Ich bin der Kapitän und der steht auf der Brücke. Im Vorstand wird offen und manchmal kontrovers diskutiert, und das will ich ganz ausdrücklich. Ein Vorstand, der nur ja sagt, wäre nicht gut für das Unternehmen, und den würde ich nicht wollen. Am Ende haben wir stets jede Entscheidung einstimmig getroffen.

Das „Manager Magazin“ handelt Süß und Russwurm bereits als mögliche Nachfolger. Droht Ihnen eine Palastrevolte?

Wie kommen Sie denn da drauf?
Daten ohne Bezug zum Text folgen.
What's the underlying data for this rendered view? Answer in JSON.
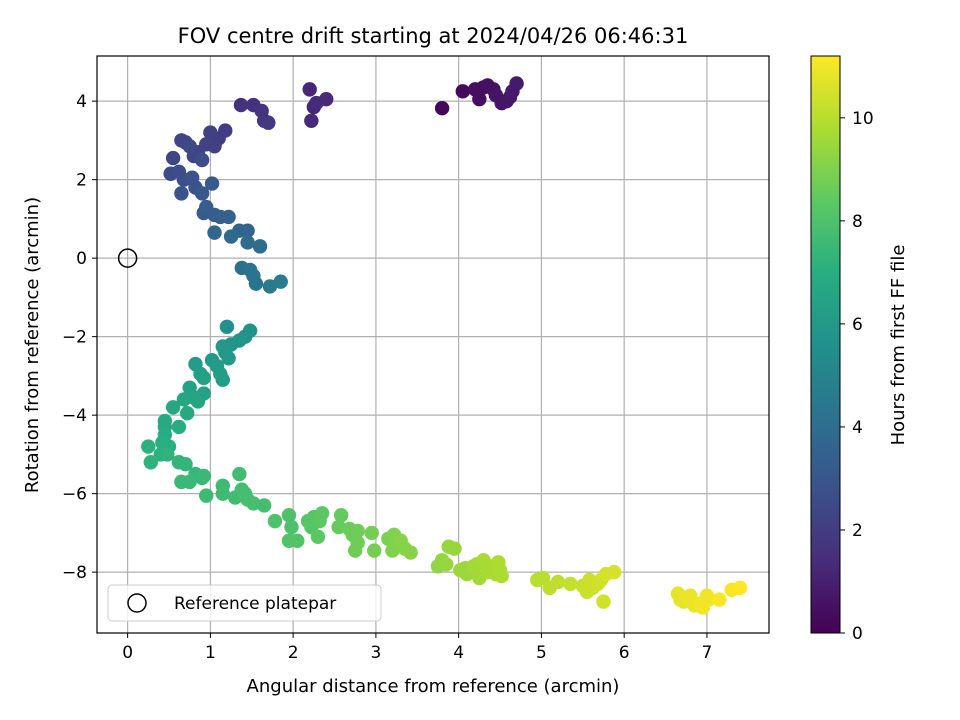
{
  "chart_data": {
    "type": "scatter",
    "title": "FOV centre drift starting at 2024/04/26 06:46:31",
    "xlabel": "Angular distance from reference (arcmin)",
    "ylabel": "Rotation from reference (arcmin)",
    "xlim": [
      -0.37,
      7.75
    ],
    "ylim": [
      -9.55,
      5.15
    ],
    "xticks": [
      0,
      1,
      2,
      3,
      4,
      5,
      6,
      7
    ],
    "yticks": [
      -8,
      -6,
      -4,
      -2,
      0,
      2,
      4
    ],
    "grid": true,
    "legend": {
      "placement": "lower-left",
      "entries": [
        "Reference platepar"
      ]
    },
    "reference_point": {
      "x": 0,
      "y": 0,
      "label": "Reference platepar"
    },
    "colorbar": {
      "label": "Hours from first FF file",
      "range": [
        0,
        11.2
      ],
      "ticks": [
        0,
        2,
        4,
        6,
        8,
        10
      ],
      "colormap": "viridis"
    },
    "series": [
      {
        "points": [
          [
            3.8,
            3.82,
            0.2
          ],
          [
            4.05,
            4.25,
            0.3
          ],
          [
            4.2,
            4.3,
            0.4
          ],
          [
            4.25,
            4.05,
            0.4
          ],
          [
            4.3,
            4.35,
            0.4
          ],
          [
            4.35,
            4.4,
            0.5
          ],
          [
            4.42,
            4.3,
            0.5
          ],
          [
            4.45,
            4.15,
            0.6
          ],
          [
            4.52,
            3.95,
            0.6
          ],
          [
            4.58,
            4.0,
            0.7
          ],
          [
            4.62,
            4.1,
            0.7
          ],
          [
            4.65,
            4.25,
            0.8
          ],
          [
            4.7,
            4.45,
            0.8
          ],
          [
            2.2,
            4.3,
            1.2
          ],
          [
            2.25,
            3.85,
            1.2
          ],
          [
            2.22,
            3.5,
            1.3
          ],
          [
            2.28,
            3.95,
            1.3
          ],
          [
            2.4,
            4.05,
            1.3
          ],
          [
            1.37,
            3.9,
            1.6
          ],
          [
            1.52,
            3.9,
            1.6
          ],
          [
            1.62,
            3.75,
            1.7
          ],
          [
            1.65,
            3.5,
            1.7
          ],
          [
            1.7,
            3.45,
            1.8
          ],
          [
            1.18,
            3.25,
            2.0
          ],
          [
            1.1,
            3.05,
            2.0
          ],
          [
            1.0,
            3.2,
            2.1
          ],
          [
            1.05,
            2.85,
            2.1
          ],
          [
            0.95,
            2.9,
            2.2
          ],
          [
            0.85,
            2.7,
            2.2
          ],
          [
            0.7,
            2.95,
            2.3
          ],
          [
            0.65,
            3.0,
            2.3
          ],
          [
            0.8,
            2.6,
            2.4
          ],
          [
            0.55,
            2.55,
            2.4
          ],
          [
            0.52,
            2.15,
            2.5
          ],
          [
            0.75,
            2.85,
            2.5
          ],
          [
            0.9,
            2.5,
            2.6
          ],
          [
            0.62,
            2.2,
            2.6
          ],
          [
            0.68,
            2.0,
            2.7
          ],
          [
            0.78,
            2.05,
            2.8
          ],
          [
            0.82,
            1.8,
            2.8
          ],
          [
            0.65,
            1.65,
            2.9
          ],
          [
            0.9,
            1.65,
            3.0
          ],
          [
            1.02,
            1.9,
            3.1
          ],
          [
            0.92,
            1.15,
            3.2
          ],
          [
            0.95,
            1.3,
            3.3
          ],
          [
            1.05,
            1.1,
            3.3
          ],
          [
            1.12,
            1.05,
            3.4
          ],
          [
            1.22,
            1.05,
            3.5
          ],
          [
            1.35,
            0.7,
            3.6
          ],
          [
            1.45,
            0.7,
            3.6
          ],
          [
            1.05,
            0.65,
            3.7
          ],
          [
            1.25,
            0.55,
            3.8
          ],
          [
            1.45,
            0.4,
            3.9
          ],
          [
            1.6,
            0.3,
            4.0
          ],
          [
            1.38,
            -0.25,
            4.1
          ],
          [
            1.48,
            -0.3,
            4.2
          ],
          [
            1.52,
            -0.45,
            4.3
          ],
          [
            1.55,
            -0.65,
            4.3
          ],
          [
            1.72,
            -0.72,
            4.5
          ],
          [
            1.85,
            -0.6,
            4.6
          ],
          [
            1.2,
            -1.75,
            5.6
          ],
          [
            1.48,
            -1.85,
            5.7
          ],
          [
            1.42,
            -2.0,
            5.7
          ],
          [
            1.35,
            -2.1,
            5.8
          ],
          [
            1.25,
            -2.2,
            5.8
          ],
          [
            1.15,
            -2.25,
            5.9
          ],
          [
            1.18,
            -2.4,
            5.9
          ],
          [
            1.22,
            -2.55,
            6.0
          ],
          [
            1.02,
            -2.6,
            6.0
          ],
          [
            0.82,
            -2.7,
            6.1
          ],
          [
            1.08,
            -2.75,
            6.1
          ],
          [
            1.12,
            -2.95,
            6.2
          ],
          [
            1.15,
            -3.1,
            6.2
          ],
          [
            0.88,
            -2.95,
            6.3
          ],
          [
            0.92,
            -3.05,
            6.3
          ],
          [
            0.75,
            -3.3,
            6.4
          ],
          [
            0.92,
            -3.45,
            6.4
          ],
          [
            0.8,
            -3.55,
            6.5
          ],
          [
            0.85,
            -3.65,
            6.5
          ],
          [
            0.68,
            -3.6,
            6.6
          ],
          [
            0.55,
            -3.8,
            6.6
          ],
          [
            0.72,
            -3.95,
            6.7
          ],
          [
            0.45,
            -4.15,
            6.8
          ],
          [
            0.45,
            -4.3,
            6.8
          ],
          [
            0.62,
            -4.3,
            6.9
          ],
          [
            0.45,
            -4.5,
            6.9
          ],
          [
            0.42,
            -4.7,
            7.0
          ],
          [
            0.5,
            -4.8,
            7.0
          ],
          [
            0.25,
            -4.8,
            7.1
          ],
          [
            0.4,
            -5.0,
            7.1
          ],
          [
            0.48,
            -5.0,
            7.2
          ],
          [
            0.28,
            -5.2,
            7.2
          ],
          [
            0.62,
            -5.2,
            7.3
          ],
          [
            0.7,
            -5.25,
            7.3
          ],
          [
            0.82,
            -5.5,
            7.4
          ],
          [
            0.9,
            -5.6,
            7.4
          ],
          [
            0.92,
            -5.55,
            7.5
          ],
          [
            0.65,
            -5.7,
            7.5
          ],
          [
            0.75,
            -5.7,
            7.5
          ],
          [
            0.95,
            -6.05,
            7.6
          ],
          [
            1.15,
            -5.8,
            7.6
          ],
          [
            1.15,
            -6.0,
            7.6
          ],
          [
            1.35,
            -5.5,
            7.7
          ],
          [
            1.38,
            -5.9,
            7.7
          ],
          [
            1.3,
            -6.1,
            7.7
          ],
          [
            1.45,
            -6.15,
            7.8
          ],
          [
            1.52,
            -6.25,
            7.8
          ],
          [
            1.65,
            -6.3,
            7.8
          ],
          [
            1.42,
            -6.0,
            7.8
          ],
          [
            1.78,
            -6.7,
            8.0
          ],
          [
            1.95,
            -6.55,
            8.0
          ],
          [
            1.98,
            -6.85,
            8.0
          ],
          [
            1.95,
            -7.2,
            8.1
          ],
          [
            2.05,
            -7.2,
            8.1
          ],
          [
            2.18,
            -6.7,
            8.2
          ],
          [
            2.22,
            -6.85,
            8.2
          ],
          [
            2.25,
            -6.6,
            8.2
          ],
          [
            2.32,
            -6.7,
            8.3
          ],
          [
            2.35,
            -6.5,
            8.3
          ],
          [
            2.3,
            -7.1,
            8.3
          ],
          [
            2.55,
            -6.85,
            8.5
          ],
          [
            2.58,
            -6.55,
            8.5
          ],
          [
            2.68,
            -6.9,
            8.6
          ],
          [
            2.72,
            -7.05,
            8.6
          ],
          [
            2.78,
            -6.95,
            8.7
          ],
          [
            2.75,
            -7.45,
            8.7
          ],
          [
            2.78,
            -7.25,
            8.7
          ],
          [
            2.95,
            -7.0,
            8.8
          ],
          [
            2.98,
            -7.45,
            8.8
          ],
          [
            3.15,
            -7.15,
            8.9
          ],
          [
            3.2,
            -7.45,
            9.0
          ],
          [
            3.25,
            -7.3,
            9.0
          ],
          [
            3.22,
            -7.05,
            9.0
          ],
          [
            3.3,
            -7.2,
            9.1
          ],
          [
            3.35,
            -7.4,
            9.1
          ],
          [
            3.42,
            -7.5,
            9.1
          ],
          [
            3.75,
            -7.85,
            9.3
          ],
          [
            3.8,
            -7.7,
            9.3
          ],
          [
            3.85,
            -7.8,
            9.4
          ],
          [
            3.88,
            -7.35,
            9.4
          ],
          [
            3.95,
            -7.4,
            9.4
          ],
          [
            4.02,
            -7.95,
            9.5
          ],
          [
            4.08,
            -7.9,
            9.5
          ],
          [
            4.1,
            -8.05,
            9.5
          ],
          [
            4.18,
            -7.85,
            9.6
          ],
          [
            4.22,
            -7.8,
            9.6
          ],
          [
            4.25,
            -8.15,
            9.6
          ],
          [
            4.3,
            -7.7,
            9.7
          ],
          [
            4.35,
            -8.0,
            9.7
          ],
          [
            4.4,
            -7.85,
            9.7
          ],
          [
            4.45,
            -8.05,
            9.7
          ],
          [
            4.48,
            -7.75,
            9.8
          ],
          [
            4.5,
            -7.95,
            9.8
          ],
          [
            4.52,
            -8.1,
            9.8
          ],
          [
            4.95,
            -8.2,
            10.0
          ],
          [
            5.02,
            -8.15,
            10.0
          ],
          [
            5.1,
            -8.4,
            10.1
          ],
          [
            5.2,
            -8.25,
            10.1
          ],
          [
            5.35,
            -8.3,
            10.2
          ],
          [
            5.5,
            -8.35,
            10.2
          ],
          [
            5.55,
            -8.5,
            10.3
          ],
          [
            5.58,
            -8.2,
            10.3
          ],
          [
            5.62,
            -8.4,
            10.3
          ],
          [
            5.68,
            -8.3,
            10.4
          ],
          [
            5.72,
            -8.2,
            10.4
          ],
          [
            5.75,
            -8.75,
            10.4
          ],
          [
            5.78,
            -8.05,
            10.5
          ],
          [
            5.88,
            -8.0,
            10.5
          ],
          [
            6.65,
            -8.55,
            10.8
          ],
          [
            6.68,
            -8.7,
            10.8
          ],
          [
            6.72,
            -8.75,
            10.8
          ],
          [
            6.75,
            -8.65,
            10.9
          ],
          [
            6.8,
            -8.6,
            10.9
          ],
          [
            6.85,
            -8.85,
            10.9
          ],
          [
            6.92,
            -8.8,
            11.0
          ],
          [
            6.95,
            -8.9,
            11.0
          ],
          [
            7.0,
            -8.6,
            11.0
          ],
          [
            7.02,
            -8.7,
            11.0
          ],
          [
            7.15,
            -8.7,
            11.1
          ],
          [
            7.3,
            -8.45,
            11.1
          ],
          [
            7.4,
            -8.4,
            11.2
          ]
        ]
      }
    ]
  }
}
Das ist Humbug! Wir ergänzen uns in ausgezeichneter Weise, sind ein hervorragendes Team, und die Zusammenarbeit macht große Freude. Und uns allen gemeinsam geht es um den Erfolg von Siemens.

Ihr Aufsichtsratschef Gerhard Cromme sagte dem „Manager Magazin“, der Vorstand sei mit zehn Mitgliedern ungewöhnlich groß und werde mit Sicherheit kleiner werden.

Barbara Kux hat für sich die Entscheidung getroffen, zum Ende ihres Vertrags im Herbst auszuscheiden. Wie wir die Zuständigkeit für den Einkauf und das Thema Nachhaltigkeit im Vorstand neu zuordnen, wird beizeiten besprochen.

Herr Cromme hat Sie 2007 zu Siemens geholt. Sie waren der erste Konzernboss, der von außen kam. Er sagt heute, Sie machten Ihren Job „im Saldo sehr gut“. Ist der Aufsichtsratschef Ihre Lebensversicherung?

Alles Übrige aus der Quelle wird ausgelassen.